The Family & Youth Institute, or The FYI, is a well-known Muslim organization in the United States. It works to promote mental health and wellness by strengthening and empowering individuals, families, and communities through research and education. It has been working for many years to bring Islamic perspectives to understanding and promoting mental health in our communities.

It is dedicated to serving and supporting Muslims – safeguarding our deen, our families, and our future generations. Therefore, the work of The FYI comes in the category of ‘fi sabeelillah’ or the Path of Allah, within the eight categories where Zakat money can be used.

Zakah expenditures are only for the poor and for the needy and for those employed for it and for bringing hearts together [for Islam] and for freeing captives [or slaves] and for those in debt and for the cause of Allah, and for the [stranded] traveler – an obligation [imposed] by Allah, And Allah, is Knowing and Wise.”
(Al-Tawbah 9:60)

According to scholars who widen the meaning of fee sabeelillah to include any activities that promote Islamic growth, The FYI is indeed eligible to receive part of the Zakat funds for its programs and services. I urge Muslims in America to support this organization through their donations, general charity, and through their Zakat. I ask Allah swt to strengthen and guide The FYI to continue its good work in supporting Muslims.

Shaikh Ali Suleiman Ali, PhD

About Shaikh Ali

Sh. Ali Suleiman Ali was born in Ghana where he spent his childhood studying with various Muslim scholars. He then moved to Saudi Arabia and enrolled in the Islamic University of Madina.  He graduated with a degree in both Arabic and Islamic Studies. Dr. Ali went on to complete his Ph.D. in Islamic Studies at the University of Michigan, Ann Arbor.

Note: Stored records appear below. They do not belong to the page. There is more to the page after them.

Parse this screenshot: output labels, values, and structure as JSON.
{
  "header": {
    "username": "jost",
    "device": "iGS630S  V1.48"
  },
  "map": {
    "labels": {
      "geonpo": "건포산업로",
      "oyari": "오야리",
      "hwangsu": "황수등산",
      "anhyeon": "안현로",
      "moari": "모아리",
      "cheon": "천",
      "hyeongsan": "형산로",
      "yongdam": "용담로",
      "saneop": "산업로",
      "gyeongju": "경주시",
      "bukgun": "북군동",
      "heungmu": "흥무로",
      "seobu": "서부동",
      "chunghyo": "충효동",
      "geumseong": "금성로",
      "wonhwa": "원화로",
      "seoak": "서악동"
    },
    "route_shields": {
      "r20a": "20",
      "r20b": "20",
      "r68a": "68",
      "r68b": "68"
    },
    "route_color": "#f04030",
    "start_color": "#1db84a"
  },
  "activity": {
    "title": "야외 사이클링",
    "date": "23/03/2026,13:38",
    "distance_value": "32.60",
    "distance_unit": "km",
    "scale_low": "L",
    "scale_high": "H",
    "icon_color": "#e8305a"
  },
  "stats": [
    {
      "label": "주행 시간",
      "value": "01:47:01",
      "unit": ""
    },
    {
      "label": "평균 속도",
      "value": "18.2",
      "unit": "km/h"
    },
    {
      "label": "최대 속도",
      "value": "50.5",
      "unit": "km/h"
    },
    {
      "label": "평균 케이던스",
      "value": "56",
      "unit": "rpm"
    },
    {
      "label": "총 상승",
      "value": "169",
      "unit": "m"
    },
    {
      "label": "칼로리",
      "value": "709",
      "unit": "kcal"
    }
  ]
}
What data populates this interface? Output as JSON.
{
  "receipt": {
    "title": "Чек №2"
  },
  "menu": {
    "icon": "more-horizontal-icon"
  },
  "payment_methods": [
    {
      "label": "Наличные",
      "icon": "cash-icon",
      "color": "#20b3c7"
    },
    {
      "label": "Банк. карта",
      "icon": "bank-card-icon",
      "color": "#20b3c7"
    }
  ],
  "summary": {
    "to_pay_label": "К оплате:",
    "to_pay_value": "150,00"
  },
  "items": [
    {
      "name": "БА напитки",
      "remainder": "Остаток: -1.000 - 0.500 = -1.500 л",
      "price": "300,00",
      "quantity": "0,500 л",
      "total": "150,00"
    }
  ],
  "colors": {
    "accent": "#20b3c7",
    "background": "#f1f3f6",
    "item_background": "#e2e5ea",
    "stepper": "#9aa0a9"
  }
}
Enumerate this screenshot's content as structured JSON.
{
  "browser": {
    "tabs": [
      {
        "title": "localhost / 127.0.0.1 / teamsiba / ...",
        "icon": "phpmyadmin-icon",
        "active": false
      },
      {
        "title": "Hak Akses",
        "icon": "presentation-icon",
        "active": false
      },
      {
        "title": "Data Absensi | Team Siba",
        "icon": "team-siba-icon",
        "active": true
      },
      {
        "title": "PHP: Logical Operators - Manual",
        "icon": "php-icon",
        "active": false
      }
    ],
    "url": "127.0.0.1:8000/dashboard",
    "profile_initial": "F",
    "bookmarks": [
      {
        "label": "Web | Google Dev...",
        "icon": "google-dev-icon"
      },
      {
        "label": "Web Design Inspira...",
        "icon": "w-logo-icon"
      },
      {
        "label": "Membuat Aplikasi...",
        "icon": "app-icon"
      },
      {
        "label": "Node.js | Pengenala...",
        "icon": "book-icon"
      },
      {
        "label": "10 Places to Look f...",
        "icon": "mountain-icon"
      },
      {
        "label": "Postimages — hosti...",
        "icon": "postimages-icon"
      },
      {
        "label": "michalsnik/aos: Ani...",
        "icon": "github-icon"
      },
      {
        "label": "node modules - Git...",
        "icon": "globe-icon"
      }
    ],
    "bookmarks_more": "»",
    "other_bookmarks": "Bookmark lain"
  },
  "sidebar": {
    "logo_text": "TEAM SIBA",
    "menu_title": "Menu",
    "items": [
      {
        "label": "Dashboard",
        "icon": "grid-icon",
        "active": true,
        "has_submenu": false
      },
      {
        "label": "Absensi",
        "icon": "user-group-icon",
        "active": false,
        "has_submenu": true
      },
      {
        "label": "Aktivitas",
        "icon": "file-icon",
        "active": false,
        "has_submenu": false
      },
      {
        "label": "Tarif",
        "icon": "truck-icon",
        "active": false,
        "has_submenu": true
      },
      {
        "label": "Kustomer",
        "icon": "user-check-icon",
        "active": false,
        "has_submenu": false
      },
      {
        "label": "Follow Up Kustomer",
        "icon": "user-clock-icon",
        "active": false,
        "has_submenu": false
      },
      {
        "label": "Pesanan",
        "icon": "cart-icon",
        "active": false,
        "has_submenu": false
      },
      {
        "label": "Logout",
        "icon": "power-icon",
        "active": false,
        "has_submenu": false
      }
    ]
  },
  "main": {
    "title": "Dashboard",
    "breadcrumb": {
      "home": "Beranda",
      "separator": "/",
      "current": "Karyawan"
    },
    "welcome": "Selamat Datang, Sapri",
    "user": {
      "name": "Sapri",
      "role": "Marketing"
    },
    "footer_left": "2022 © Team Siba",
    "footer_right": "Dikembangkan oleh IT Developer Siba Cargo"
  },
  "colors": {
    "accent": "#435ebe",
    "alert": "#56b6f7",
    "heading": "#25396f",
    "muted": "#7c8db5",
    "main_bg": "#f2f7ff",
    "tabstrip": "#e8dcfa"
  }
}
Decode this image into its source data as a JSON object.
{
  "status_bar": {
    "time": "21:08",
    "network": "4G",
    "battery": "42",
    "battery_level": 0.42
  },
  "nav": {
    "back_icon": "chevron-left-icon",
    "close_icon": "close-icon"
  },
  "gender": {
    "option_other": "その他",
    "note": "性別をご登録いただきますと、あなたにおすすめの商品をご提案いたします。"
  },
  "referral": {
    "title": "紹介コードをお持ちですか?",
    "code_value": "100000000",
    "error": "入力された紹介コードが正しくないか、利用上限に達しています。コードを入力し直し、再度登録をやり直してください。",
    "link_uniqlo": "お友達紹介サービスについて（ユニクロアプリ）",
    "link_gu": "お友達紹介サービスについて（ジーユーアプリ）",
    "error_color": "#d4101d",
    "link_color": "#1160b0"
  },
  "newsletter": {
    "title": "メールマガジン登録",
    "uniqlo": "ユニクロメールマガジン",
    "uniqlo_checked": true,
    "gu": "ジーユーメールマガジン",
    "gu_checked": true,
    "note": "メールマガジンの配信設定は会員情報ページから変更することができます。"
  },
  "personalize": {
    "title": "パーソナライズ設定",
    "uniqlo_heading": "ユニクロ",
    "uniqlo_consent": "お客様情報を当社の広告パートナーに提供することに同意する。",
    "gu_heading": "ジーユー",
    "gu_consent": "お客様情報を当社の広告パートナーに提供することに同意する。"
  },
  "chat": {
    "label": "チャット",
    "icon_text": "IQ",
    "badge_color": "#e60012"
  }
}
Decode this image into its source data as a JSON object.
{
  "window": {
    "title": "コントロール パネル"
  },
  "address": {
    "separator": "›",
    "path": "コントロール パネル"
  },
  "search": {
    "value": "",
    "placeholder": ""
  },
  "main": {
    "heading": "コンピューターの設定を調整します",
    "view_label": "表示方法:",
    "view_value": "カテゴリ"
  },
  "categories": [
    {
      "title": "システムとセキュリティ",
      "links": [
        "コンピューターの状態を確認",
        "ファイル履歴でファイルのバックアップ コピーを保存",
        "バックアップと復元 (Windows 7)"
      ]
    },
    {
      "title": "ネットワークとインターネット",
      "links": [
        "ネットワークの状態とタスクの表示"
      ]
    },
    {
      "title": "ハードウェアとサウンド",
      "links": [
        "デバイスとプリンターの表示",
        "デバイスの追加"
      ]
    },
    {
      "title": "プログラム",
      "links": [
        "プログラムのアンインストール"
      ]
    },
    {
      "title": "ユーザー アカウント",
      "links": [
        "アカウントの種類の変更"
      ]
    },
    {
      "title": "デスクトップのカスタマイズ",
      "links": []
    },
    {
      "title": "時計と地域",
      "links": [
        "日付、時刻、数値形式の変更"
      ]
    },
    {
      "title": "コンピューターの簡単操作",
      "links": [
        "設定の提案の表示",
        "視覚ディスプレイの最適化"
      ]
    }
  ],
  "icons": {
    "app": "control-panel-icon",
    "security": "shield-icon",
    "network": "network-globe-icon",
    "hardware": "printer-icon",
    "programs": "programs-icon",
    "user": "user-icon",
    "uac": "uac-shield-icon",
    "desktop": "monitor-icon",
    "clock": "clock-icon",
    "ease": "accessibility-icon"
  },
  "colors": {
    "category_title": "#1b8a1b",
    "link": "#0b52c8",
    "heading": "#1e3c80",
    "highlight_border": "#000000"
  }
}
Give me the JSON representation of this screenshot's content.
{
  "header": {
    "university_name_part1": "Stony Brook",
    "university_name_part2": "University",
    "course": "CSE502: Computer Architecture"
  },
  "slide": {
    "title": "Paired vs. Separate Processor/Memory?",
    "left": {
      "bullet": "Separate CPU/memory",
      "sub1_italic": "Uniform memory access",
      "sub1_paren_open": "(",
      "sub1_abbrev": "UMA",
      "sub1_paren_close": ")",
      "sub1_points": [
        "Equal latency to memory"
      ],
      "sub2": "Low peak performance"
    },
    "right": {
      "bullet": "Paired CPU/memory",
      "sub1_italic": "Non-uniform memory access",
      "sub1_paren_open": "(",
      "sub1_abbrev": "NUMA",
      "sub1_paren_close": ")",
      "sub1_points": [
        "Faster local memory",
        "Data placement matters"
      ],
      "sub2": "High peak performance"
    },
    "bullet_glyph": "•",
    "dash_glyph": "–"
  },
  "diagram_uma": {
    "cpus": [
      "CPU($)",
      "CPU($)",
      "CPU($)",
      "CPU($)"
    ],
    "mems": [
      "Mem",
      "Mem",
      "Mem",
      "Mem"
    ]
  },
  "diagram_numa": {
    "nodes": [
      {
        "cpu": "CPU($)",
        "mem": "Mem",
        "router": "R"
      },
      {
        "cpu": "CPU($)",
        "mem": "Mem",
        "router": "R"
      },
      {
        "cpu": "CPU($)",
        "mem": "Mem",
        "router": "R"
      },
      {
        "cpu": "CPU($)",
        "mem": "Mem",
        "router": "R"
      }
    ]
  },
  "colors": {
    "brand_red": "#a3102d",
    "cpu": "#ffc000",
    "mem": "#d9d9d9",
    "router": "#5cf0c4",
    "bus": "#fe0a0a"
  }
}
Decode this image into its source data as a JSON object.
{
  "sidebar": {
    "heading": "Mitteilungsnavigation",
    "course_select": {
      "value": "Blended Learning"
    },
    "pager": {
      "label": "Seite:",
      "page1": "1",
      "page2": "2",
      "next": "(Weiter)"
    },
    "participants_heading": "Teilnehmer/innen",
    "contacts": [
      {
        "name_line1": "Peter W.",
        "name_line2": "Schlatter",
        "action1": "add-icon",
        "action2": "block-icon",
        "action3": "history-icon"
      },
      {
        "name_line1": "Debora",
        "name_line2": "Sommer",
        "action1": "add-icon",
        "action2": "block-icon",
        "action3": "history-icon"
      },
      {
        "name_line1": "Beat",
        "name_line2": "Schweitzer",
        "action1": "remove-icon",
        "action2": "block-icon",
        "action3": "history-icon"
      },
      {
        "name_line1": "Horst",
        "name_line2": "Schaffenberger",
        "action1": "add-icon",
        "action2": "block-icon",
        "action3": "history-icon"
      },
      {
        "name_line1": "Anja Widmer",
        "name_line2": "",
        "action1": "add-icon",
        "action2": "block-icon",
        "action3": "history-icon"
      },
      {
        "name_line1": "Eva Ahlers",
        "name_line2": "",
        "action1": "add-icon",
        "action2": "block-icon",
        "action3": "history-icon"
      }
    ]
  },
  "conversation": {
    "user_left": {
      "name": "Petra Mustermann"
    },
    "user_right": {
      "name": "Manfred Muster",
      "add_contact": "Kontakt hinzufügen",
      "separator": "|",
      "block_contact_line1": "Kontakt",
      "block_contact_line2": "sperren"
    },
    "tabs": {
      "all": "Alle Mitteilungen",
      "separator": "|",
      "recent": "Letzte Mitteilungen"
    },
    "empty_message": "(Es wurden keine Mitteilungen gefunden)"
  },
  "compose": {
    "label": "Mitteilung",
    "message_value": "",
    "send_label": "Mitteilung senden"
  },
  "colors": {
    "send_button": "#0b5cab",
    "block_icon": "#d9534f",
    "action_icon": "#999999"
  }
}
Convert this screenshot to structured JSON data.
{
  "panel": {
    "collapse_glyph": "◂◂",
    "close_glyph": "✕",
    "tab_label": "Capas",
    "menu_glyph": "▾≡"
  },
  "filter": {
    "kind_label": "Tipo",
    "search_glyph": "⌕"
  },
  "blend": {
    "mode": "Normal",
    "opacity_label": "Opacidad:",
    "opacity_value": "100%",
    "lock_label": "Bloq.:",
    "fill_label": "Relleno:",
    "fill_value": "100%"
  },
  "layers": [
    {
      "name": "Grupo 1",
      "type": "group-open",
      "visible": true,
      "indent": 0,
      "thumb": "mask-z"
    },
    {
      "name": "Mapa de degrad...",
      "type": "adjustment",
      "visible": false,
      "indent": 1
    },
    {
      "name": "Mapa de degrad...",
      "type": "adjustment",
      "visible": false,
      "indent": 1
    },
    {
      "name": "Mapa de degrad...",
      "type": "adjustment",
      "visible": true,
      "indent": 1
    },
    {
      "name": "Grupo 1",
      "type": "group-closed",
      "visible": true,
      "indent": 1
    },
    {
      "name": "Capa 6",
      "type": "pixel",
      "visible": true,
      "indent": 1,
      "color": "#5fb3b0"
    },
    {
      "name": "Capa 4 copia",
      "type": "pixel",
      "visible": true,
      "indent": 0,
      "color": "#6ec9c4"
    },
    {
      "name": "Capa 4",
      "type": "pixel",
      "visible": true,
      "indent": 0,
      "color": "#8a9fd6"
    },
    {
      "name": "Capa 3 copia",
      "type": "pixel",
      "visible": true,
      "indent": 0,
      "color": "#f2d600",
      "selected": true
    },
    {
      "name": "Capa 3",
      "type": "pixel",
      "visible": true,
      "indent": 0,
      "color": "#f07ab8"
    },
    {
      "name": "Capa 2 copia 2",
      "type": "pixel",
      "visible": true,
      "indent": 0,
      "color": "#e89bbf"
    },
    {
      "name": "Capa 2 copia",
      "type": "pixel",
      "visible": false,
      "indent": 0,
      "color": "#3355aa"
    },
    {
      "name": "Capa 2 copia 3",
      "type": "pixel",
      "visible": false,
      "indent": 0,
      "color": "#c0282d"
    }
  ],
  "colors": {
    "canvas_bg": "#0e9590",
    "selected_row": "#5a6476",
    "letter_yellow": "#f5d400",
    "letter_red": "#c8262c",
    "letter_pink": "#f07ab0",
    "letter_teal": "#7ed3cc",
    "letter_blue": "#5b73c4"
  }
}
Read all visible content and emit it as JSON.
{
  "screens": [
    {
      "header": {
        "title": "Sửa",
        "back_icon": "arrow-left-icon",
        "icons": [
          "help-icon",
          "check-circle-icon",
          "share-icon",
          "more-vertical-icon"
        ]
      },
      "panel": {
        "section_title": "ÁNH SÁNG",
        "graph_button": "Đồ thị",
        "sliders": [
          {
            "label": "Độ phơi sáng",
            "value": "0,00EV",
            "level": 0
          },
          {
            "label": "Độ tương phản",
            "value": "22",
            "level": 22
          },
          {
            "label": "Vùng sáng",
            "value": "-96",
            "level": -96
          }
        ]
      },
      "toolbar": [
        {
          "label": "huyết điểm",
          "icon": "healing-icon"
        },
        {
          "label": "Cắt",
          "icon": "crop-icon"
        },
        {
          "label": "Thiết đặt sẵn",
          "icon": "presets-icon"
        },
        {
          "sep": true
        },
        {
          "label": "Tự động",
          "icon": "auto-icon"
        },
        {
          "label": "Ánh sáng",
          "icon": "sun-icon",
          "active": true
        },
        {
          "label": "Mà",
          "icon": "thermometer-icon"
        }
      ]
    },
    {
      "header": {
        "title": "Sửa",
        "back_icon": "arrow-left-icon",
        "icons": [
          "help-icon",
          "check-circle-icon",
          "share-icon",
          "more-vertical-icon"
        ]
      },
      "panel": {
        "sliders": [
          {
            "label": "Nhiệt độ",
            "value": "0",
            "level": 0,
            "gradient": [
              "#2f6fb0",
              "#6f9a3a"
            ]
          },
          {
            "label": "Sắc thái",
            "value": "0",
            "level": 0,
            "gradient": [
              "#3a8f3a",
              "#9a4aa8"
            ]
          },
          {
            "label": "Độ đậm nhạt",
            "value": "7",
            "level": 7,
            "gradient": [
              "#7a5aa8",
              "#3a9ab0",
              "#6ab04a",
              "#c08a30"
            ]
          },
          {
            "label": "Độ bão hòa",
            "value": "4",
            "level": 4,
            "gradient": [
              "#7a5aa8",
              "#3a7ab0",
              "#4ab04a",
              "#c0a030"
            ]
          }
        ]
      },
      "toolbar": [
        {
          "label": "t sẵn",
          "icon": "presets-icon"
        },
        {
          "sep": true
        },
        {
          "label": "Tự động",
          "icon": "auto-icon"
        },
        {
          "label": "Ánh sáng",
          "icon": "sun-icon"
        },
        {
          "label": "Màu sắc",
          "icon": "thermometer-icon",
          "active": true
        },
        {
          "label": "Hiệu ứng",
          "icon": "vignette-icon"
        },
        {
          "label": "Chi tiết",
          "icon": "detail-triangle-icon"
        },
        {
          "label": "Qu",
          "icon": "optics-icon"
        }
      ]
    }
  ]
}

Sh. Ali serves on the Advisory Council of The Family & Youth Institute. He is the Senior Imam and Director of the Muslim Community of Western Suburbs in Canton, Michigan. Additionally, he serves as the Director of Muslim Family Services in Detroit and is a council member of the Fiqh Council of North America (FCNA). He is also a member of the North American Imams Federation (NAIF) and the Association of Muslim Jurists of America (AMJA).